L’attuale situazione socio-economica, il timore per il futuro, le incessanti notizie su PIL, spread, debito pubblico, occupazione e pensioni ricoprono con la patina opaca dell’incertezza tutto quanto, mettendo a dura prova il sistema psicologico di molti.
Il cambiamento fa temere di non avere più il controllo della situazione, la mancanza di prospettiva incupisce, blocca e alcuni studi, anche recenti concludono che a causa della crisi la popolazione europea è meno felice di un tempo.
Non vorremmo però che questo ragionamento desse adito a facili alibi: non faccio nulla perché non si può fare nulla e quindi sono infelice.

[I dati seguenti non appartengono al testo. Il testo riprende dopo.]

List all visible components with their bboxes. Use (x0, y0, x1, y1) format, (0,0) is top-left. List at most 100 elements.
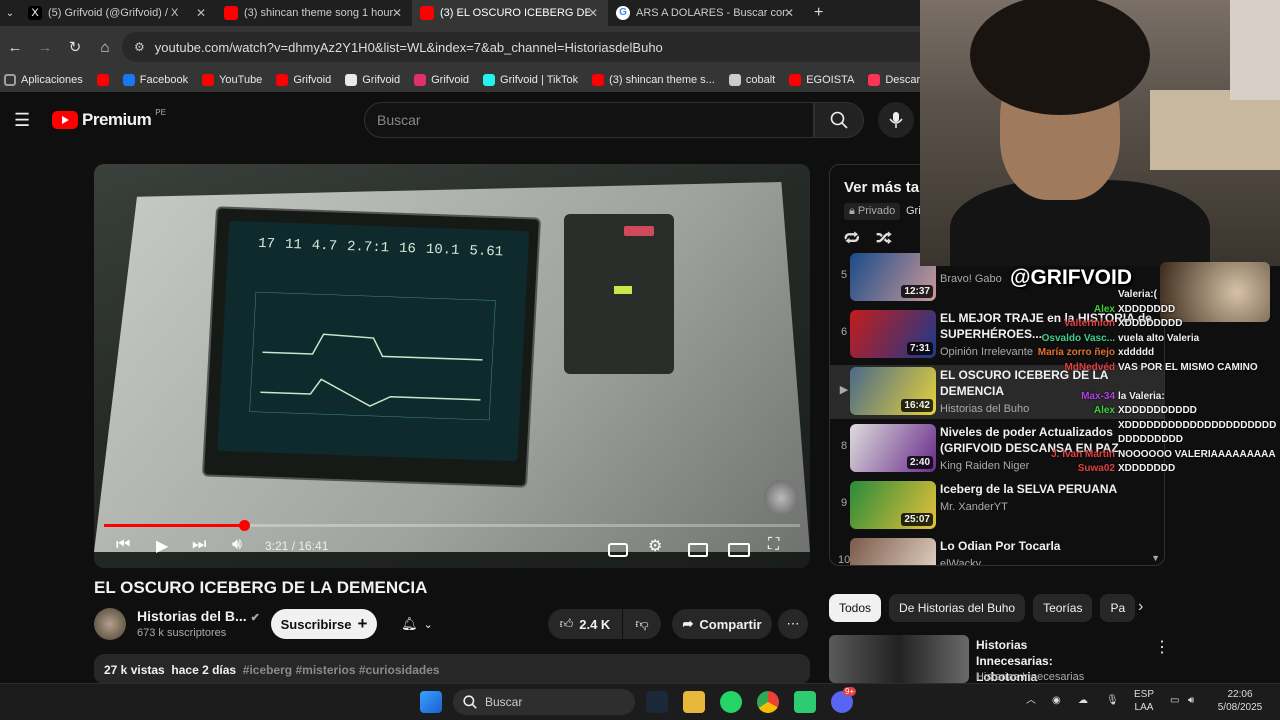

Chi, in realtà, ha voglia di andare a cercare la radice della parola “felicità” rimarrà senza dubbio un po’ sconcertato. La parola felicità, infatti, deriva dal verbo “fèo” cioè “produco o fecondo” che significa che la felicità non è la conseguenza di quello che di bello ci può accadere ma qualcosa di diverso: è il risultato di ciò che facciamo, generiamo, creiamo, produciamo. Essere felici è il sentimento appagante che consegue alle nostre azioni ma anche – e soprattutto – il processo di costruzione della nostra futura felicità.
E proprio ora che le Olimpiadi di Londra si sono appena concluse, abbiamo la riprova di questo significato osservando la felicità assoluta nei volti degli olimpionici andati a medaglia che, sul podio, attendono la premiazione. Il loro viso ci racconta la fatica che ha portato a questa soddisfazione, una gioia che quasi non riescono a trattenere, la gioia per qualcosa che hanno fortemente voluto e per cui hanno lavorato duro. E più la strada è stata tortuosa più il sorriso è pieno di felicità.
In quest’ottica, recuperare il senso di incertezza come valore non è per nulla irragionevole. L’incertezza ci rende più uguali in un mondo più complesso e meno garantista di un tempo, ma potenzialmente più ricco di opportunità di scelta. Sempre di più è la volontà umana, l’intraprendenza, la voglia di sognare e di rischiare che, nel percorso di ognuno di noi, può fare la differenza e, a quanto pare, anche la felicità.
Un’altra conferma arriva dalle indagini realizzate sui livelli di soddisfazione dei lavoratori dipendenti e autonomi: “I livelli di felicità sono generalmente più alti tra gli imprenditori che tra i dipendenti, nonostante il rovescio della medaglia costituito da un maggior numero di ore lavorate, dai problemi a conciliare carriera e famiglia, come dai risvolti di ansia e stress” (Simon C. Parker “The economics of Entrepreneurship”, Cambridge University Press). Anche in questo caso nonostante l’incertezza, e un cammino più complesso rispetto ai dipendenti, gli imprenditori sono più felici.
La morale della storia è che noi siamo i soli autori del nostro appagamento e più il cammino che intraprendiamo sarà duro, più questo contribuirà alla dimensione della nostra felicità.
Ho letto e sto ancora riflettendo a quanto ho letto: il bilinguismo porta a volte ad una difficolta' di percezione in entrambe le lingue e questo e' uno di quei momenti, perche' mentre condivido l'articolo, resto a pensare che "happiness"in inglese vuol dire soprattutto fortuna. Mi piace molto pero' l'idea di recuperare il senso dell'incertezza che per molti e' legato alla paura: paura di non riuscire, di non saper fare....
RispondiEliminaMi piace soprattutto lo stimolo che date all'introspezione, brave continuate cosi'.